Prior to these counterattacks in the northeast, Kyiv had promoted a counter-offensive in the south of Ukraine—which caused Russia to redeploy troops there.

Kremlin press secretary Dmitry Peskov said on Monday that Russia’s goal in Ukraine remained the same – “liberating” the Donbass – and insisted the fighting would continue.

However, discontent is raging in Russia, with even staunch Kremlin supporters questioning the war in Russia in public forums, including on state TV.

“We have been told that everything is going according to plan.
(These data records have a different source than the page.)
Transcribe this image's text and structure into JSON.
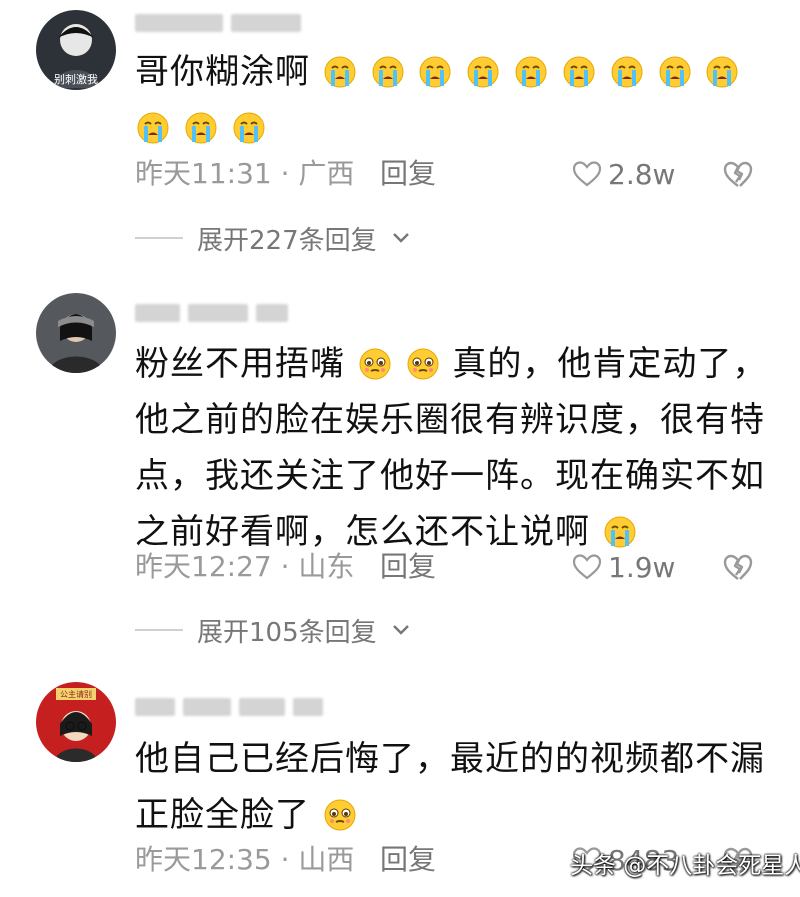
{
  "comments": [
    {
      "text_parts": [
        "哥你糊涂啊"
      ],
      "time": "昨天11:31 · 广西",
      "reply_label": "回复",
      "likes": "2.8w",
      "expand": "展开227条回复",
      "avatar_text": "别刺激我"
    },
    {
      "text_parts": [
        "粉丝不用捂嘴",
        "真的，他肯定动了，他之前的脸在娱乐圈很有辨识度，很有特点，我还关注了他好一阵。现在确实不如之前好看啊，怎么还不让说啊"
      ],
      "time": "昨天12:27 · 山东",
      "reply_label": "回复",
      "likes": "1.9w",
      "expand": "展开105条回复"
    },
    {
      "text_parts": [
        "他自己已经后悔了，最近的的视频都不漏正脸全脸了"
      ],
      "time": "昨天12:35 · 山西",
      "reply_label": "回复",
      "likes": "8483",
      "avatar_text": "公主请别"
    }
  ],
  "watermark": "头条 @不八卦会死星人",
  "icons": {
    "emoji_crying": "loudly-crying-face",
    "emoji_pleading": "pleading-face",
    "like": "heart-outline-icon",
    "dislike": "broken-heart-icon",
    "expand": "chevron-down-icon"
  },
  "colors": {
    "text": "#111111",
    "meta": "#9a9a9a",
    "reply": "#777777"
  }
}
Does anyone really believe that the plan was to be abandoned six months ago [the city of] Balaklia, repelling a counter-offensive in the Kharkiv region and failing to capture Kharkiv?” Viktor Olevich, a generally pro-Putin political expert Told on official NTV channel, Moscow Times reported,

Another public figure, Former MP Boris NadezhdiniSaid that Russia would not win the war if it continued to fight as it is, adding that “either mobilization and a full-scale war needed to happen, or we would walk out.”
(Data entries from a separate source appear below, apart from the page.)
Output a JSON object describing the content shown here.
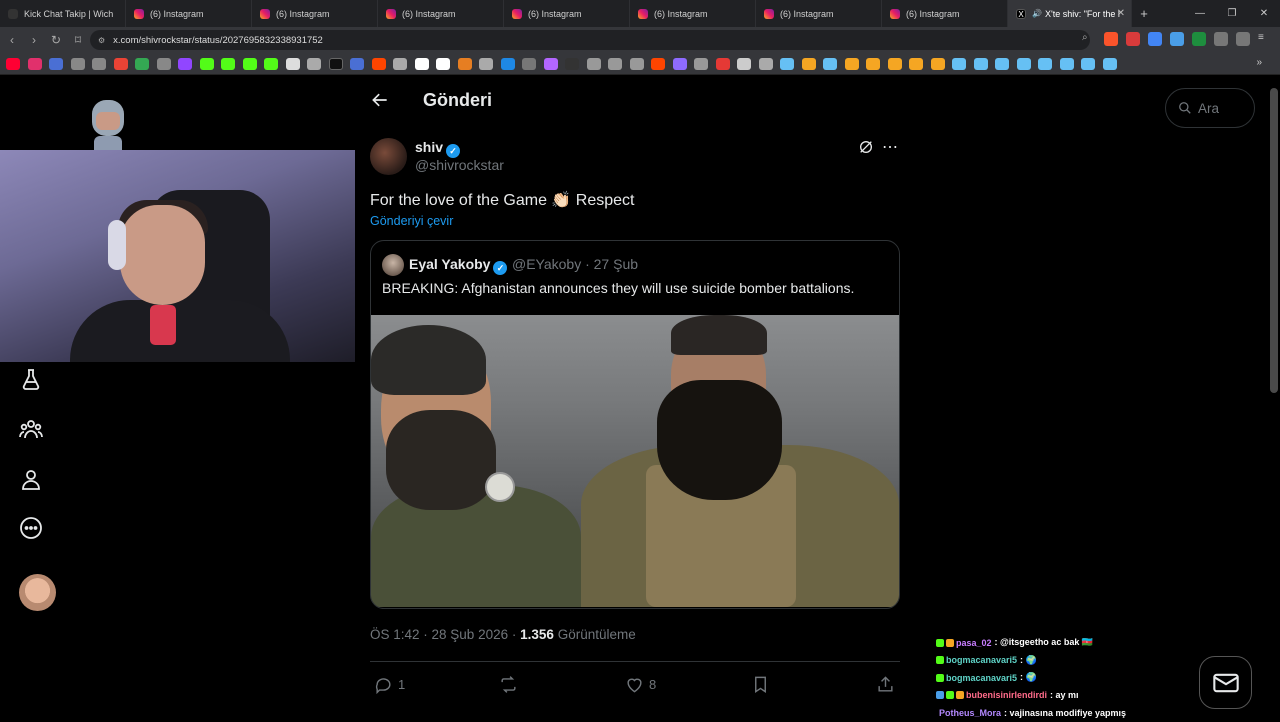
{
  "browser": {
    "tabs": [
      {
        "label": "Kick Chat Takip | Wich",
        "icon": "kick-icon"
      },
      {
        "label": "(6) Instagram",
        "icon": "instagram-icon"
      },
      {
        "label": "(6) Instagram",
        "icon": "instagram-icon"
      },
      {
        "label": "(6) Instagram",
        "icon": "instagram-icon"
      },
      {
        "label": "(6) Instagram",
        "icon": "instagram-icon"
      },
      {
        "label": "(6) Instagram",
        "icon": "instagram-icon"
      },
      {
        "label": "(6) Instagram",
        "icon": "instagram-icon"
      },
      {
        "label": "(6) Instagram",
        "icon": "instagram-icon"
      },
      {
        "label": "X'te shiv: \"For the l",
        "icon": "x-icon",
        "active": true
      }
    ],
    "new_tab": "+",
    "url": "x.com/shivrockstar/status/2027695832338931752"
  },
  "header": {
    "back": "←",
    "title": "Gönderi"
  },
  "search": {
    "placeholder": "Ara"
  },
  "tweet": {
    "author_name": "shiv",
    "author_handle": "@shivrockstar",
    "verified": true,
    "text": "For the love of the Game 👏🏻 Respect",
    "translate": "Gönderiyi çevir",
    "quote": {
      "author_name": "Eyal Yakoby",
      "meta": "@EYakoby · 27 Şub",
      "text": "BREAKING: Afghanistan announces they will use suicide bomber battalions."
    },
    "time": "ÖS 1:42 · 28 Şub 2026 ·",
    "views": "1.356",
    "views_label": "Görüntüleme",
    "replies": "1",
    "likes": "8"
  },
  "chat": [
    {
      "user": "pasa_02",
      "color": "#c77dff",
      "msg": ": @itsgeetho ac bak 🇦🇿"
    },
    {
      "user": "bogmacanavari5",
      "color": "#5fd3c7",
      "msg": ": 🌍"
    },
    {
      "user": "bogmacanavari5",
      "color": "#5fd3c7",
      "msg": ": 🌍"
    },
    {
      "user": "bubenisinirlendirdi",
      "color": "#ff6b8a",
      "msg": ": ay mı"
    },
    {
      "user": "Potheus_Mora",
      "color": "#b388ff",
      "msg": ": vajinasına modifiye yapmış"
    }
  ],
  "colors": {
    "accent": "#1d9bf0",
    "muted": "#71767b",
    "text": "#e7e9ea"
  }
}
Analysts at global risk consultancy Teneo noted in emailed comments Monday evening that military losses and the humiliation of Russian troops “pose a risk to the regime of President Vladimir Putin, as domestic criticism of the conduct of the so-called special military operation has been mounting from various sides.” Is. “

“As a result, Putin is facing increasing pressure to respond to increasingly hostile dynamics on the front lines, which can include either escalatory moves or calls to launch ceasefire talks,” he said. .

Putin’s ‘tough choice’

Putin’s regime now faces a difficult choice; The war is progressing and its short-supplied forces are likely becoming discouraged as they come under pressure from Ukraine’s well-organized and well-armed forces.

Timothy Ashe, Senior Emerging Markets Sovereign Strategist at BlueBay, said: “Now I think Moscow is facing a tough choice: facing a humiliating defeat in Ukraine – which is the result of the current military force deployment, the supply chain and Ukraine’s security.” And looking at the pace, it seems inevitable.” Asset Management said in a note on Monday.
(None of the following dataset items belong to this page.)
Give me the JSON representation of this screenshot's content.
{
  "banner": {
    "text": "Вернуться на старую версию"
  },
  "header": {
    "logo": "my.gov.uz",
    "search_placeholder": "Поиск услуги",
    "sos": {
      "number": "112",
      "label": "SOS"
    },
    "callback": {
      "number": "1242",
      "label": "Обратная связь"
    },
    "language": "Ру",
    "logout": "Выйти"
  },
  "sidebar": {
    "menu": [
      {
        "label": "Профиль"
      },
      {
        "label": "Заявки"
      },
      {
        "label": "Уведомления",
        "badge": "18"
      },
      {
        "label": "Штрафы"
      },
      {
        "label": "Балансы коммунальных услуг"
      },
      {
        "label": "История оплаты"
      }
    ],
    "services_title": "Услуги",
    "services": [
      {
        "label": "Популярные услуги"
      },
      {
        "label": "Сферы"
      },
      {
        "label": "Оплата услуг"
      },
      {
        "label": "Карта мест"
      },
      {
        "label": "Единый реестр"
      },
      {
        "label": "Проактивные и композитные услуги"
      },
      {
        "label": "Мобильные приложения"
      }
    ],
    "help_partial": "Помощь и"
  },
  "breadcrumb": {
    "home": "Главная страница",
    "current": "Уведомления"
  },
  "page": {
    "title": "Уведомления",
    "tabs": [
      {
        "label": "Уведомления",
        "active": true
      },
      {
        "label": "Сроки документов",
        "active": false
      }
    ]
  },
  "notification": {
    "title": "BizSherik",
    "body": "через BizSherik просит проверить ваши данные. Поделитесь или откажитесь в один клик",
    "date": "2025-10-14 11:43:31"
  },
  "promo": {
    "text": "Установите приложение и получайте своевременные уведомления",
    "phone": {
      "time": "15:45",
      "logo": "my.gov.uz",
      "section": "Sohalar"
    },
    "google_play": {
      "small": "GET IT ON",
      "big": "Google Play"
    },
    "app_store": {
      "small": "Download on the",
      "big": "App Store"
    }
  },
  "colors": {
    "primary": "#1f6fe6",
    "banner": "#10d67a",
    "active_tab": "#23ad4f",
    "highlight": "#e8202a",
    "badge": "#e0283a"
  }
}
“Or go ahead with mass mobilization and WMD [weapon of mass destruction]Or perhaps the indiscriminate leveling of Syrian-style Ukrainian cities.”

Ashe said Putin had barred the option of mass mobilization, which would put Russia on a war footing and see many of its citizens recruited. “The risk is that they come home in body bags and cause domestic social and political unrest in Russia,” he said, but added that Putin was also unlikely to resort to unconventional weapons – such as the WMD.

“Putin had a chance and he failed to pull the trigger because he knows these are only really deterrents and once he takes them off we are in a whole new ball game, the risk of World War 3 , and a series of events that would be very difficult to manage, but where he is clearly seen as the aggressive/mad man and loses most of his friends internationally, including China, et al,” Ash he said.

He said that after more intense airstrikes in Ukraine, he expected Putin to attempt to launch “serious” peace talks. “But he has to be quick because the field in Ukraine, and possibly even Moscow, is rapidly slipping under his feet,” Ash said.

“At this stage a total collapse of Russian forces across Ukraine is entirely possible – including the ones in Crimea that took place before February 24, and even a possible split in Moscow and Putin’s stay in power. Talk about the risks. Watch this space.”